# Squeaks!



## Bella (Aug 15, 2010)

Yes, finally!  I checked on my girls when I woke up this morning and heard little squeaks from the Himalayan's tub.  I did a quick peek through the top of her igloo and see little pink squirmies! I am giving her plenty of time before I take a real look and find out numbers, though. I will have pictures when I do check though!
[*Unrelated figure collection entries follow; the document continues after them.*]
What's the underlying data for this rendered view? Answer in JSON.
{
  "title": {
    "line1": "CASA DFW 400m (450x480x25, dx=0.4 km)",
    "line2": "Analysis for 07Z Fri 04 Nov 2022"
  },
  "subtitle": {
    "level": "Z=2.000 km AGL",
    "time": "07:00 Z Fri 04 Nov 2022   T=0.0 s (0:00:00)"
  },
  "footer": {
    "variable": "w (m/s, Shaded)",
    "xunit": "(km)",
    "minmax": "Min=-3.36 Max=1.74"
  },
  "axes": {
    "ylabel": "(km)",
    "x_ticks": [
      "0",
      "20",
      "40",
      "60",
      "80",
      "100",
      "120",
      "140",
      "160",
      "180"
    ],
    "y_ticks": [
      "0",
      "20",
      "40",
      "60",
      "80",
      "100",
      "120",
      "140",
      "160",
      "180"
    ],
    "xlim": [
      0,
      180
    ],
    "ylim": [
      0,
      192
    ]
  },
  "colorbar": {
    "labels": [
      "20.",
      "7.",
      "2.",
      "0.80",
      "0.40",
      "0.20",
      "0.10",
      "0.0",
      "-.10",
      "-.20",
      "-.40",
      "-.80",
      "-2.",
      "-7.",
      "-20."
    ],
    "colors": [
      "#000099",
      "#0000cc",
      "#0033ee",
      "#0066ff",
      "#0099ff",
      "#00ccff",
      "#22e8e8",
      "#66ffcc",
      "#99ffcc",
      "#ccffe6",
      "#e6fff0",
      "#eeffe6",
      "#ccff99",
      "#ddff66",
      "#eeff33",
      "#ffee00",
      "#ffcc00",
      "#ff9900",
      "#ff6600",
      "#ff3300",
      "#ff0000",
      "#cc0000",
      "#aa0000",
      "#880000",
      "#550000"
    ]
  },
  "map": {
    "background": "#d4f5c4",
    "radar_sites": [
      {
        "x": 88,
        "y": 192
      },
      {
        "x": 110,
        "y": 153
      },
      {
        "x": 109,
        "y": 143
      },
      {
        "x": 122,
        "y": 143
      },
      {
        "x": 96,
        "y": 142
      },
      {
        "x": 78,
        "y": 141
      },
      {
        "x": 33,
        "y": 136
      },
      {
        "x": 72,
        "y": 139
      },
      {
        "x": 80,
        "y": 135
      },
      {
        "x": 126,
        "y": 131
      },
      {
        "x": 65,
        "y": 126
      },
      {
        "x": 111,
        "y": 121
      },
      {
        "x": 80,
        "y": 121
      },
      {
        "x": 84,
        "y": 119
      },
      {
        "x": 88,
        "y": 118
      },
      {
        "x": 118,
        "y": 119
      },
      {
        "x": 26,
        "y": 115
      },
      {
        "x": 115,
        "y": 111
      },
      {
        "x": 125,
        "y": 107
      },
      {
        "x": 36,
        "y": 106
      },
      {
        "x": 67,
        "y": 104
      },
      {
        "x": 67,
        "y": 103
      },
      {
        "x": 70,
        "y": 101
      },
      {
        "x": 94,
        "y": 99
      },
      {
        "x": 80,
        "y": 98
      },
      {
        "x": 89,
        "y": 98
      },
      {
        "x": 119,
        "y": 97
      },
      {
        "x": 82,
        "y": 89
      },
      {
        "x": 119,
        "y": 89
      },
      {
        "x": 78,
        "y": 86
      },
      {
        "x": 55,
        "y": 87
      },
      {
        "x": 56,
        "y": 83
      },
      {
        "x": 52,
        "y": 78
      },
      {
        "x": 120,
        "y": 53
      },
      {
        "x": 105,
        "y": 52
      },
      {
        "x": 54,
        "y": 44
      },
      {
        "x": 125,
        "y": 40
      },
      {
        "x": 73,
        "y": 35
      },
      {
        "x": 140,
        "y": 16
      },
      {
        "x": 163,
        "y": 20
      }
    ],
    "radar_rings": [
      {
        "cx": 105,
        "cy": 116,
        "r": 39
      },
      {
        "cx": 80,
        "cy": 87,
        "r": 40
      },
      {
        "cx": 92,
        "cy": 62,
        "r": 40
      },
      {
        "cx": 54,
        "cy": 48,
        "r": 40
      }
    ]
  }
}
Yay!!! I thought I'd never have babies! 

ETA: bethmccallister - you were exactly right on your estimate of four days. How in the heck did you do that?!


----------



## geordiesmice (Oct 26, 2010)

They breed like Mice lol


----------



## GypsyTails (Jul 14, 2010)

Yay, baby time! Congrats! Hope to see baby pics in time!


----------



## kerryann (Oct 4, 2010)

congrats bella


----------



## Bella (Aug 15, 2010)

I stole a peek! No touching yet though, so can't say how many there are.


----------



## kerryann (Oct 4, 2010)

yey pinkies!!!!


----------



## countrygall721 (Oct 26, 2010)

Aww pinkies! :lol:


----------



## Bella (Aug 15, 2010)

Aren't they so cute? XD I'm so excited to see what they come out looking like.


----------